ACCORDING to Berlin-based corruption watchdog Transparency International (TI), Pakistan’s ranking in the Corruption Perceptions Index (CPI) 2016 has improved. The country’s score has increased by 2 points from 30 to 32 out of 100. Pakistan’s rank in the CPI 2016 has improved to 61st above most corrupt country in 176 countries from 52nd above most corrupt country in 168 countries in 2015.

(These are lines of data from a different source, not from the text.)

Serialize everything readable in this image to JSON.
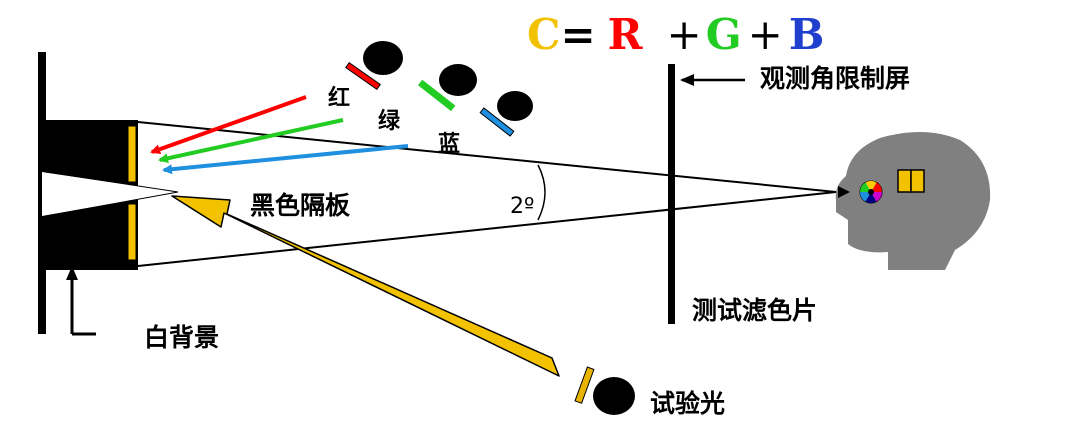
{
  "formula": {
    "c": "C",
    "eq": "=",
    "r": "R",
    "plus1": "+",
    "g": "G",
    "plus2": "+",
    "b": "B"
  },
  "labels": {
    "red": "红",
    "green": "绿",
    "blue": "蓝",
    "angle_screen": "观测角限制屏",
    "partition": "黑色隔板",
    "angle": "2º",
    "white_background": "白背景",
    "test_filter": "测试滤色片",
    "test_light": "试验光"
  },
  "colors": {
    "red": "#ff0000",
    "green": "#22cc22",
    "blue": "#1f8fe0",
    "yellow": "#f2c200",
    "gold": "#e8b400",
    "head": "#808080",
    "black": "#000000"
  },
  "icons": {
    "eye": "color-wheel-eye-icon",
    "lamp": "lamp-icon",
    "filter": "filter-icon"
  }
}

It is somewhat encouraging that for the first time since 1996, when the first CPI was published, Pakistan has jumped from the lowest one-third corrupt countries to the middle one-third countries in 2016. Improvement of Pakistan’s ranking by a global institution matters as it comes at a time when there was intense public debate going on about corruption and the need to stem the menace. There are reasons to believe that the situation would improve further in years to come if the national focus remains on the issue and the public opinion forces the policy and decision-makers to take concrete and genuine steps to tackle the problem of corruption. The Government has an added reason to rejoice the TI declaration as it runs against trumpeted claims being made by PTI about corruption by the Government. The TI ranking reveals that the ground situation is different and people are not buying such claims. The fact remains that there has been almost no mega corruption scandal in Pakistan ever since the present Government came into power. This is important as projects worth hundreds of billions of rupees have been initiated by the Government in different sectors. In the past, all such projects were related with massive and proverbial corruption and people were getting frustrated. However, improvement in ranking doesn’t mean all is well as far as corruption is concerned as it is increasingly becoming difficult for ordinary people to get even their genuine and legitimate work done without palm-greasing of relevant officials. We hope both the Government and opposition would shun rhetoric and agree on establishment of transparent mechanism to address the challenge of corruption. Mere proposed change of nomenclature from ‘National Accountability Bureau (NAB)’ to ‘National Accountability Commission (NAC)’ would not solve the problem.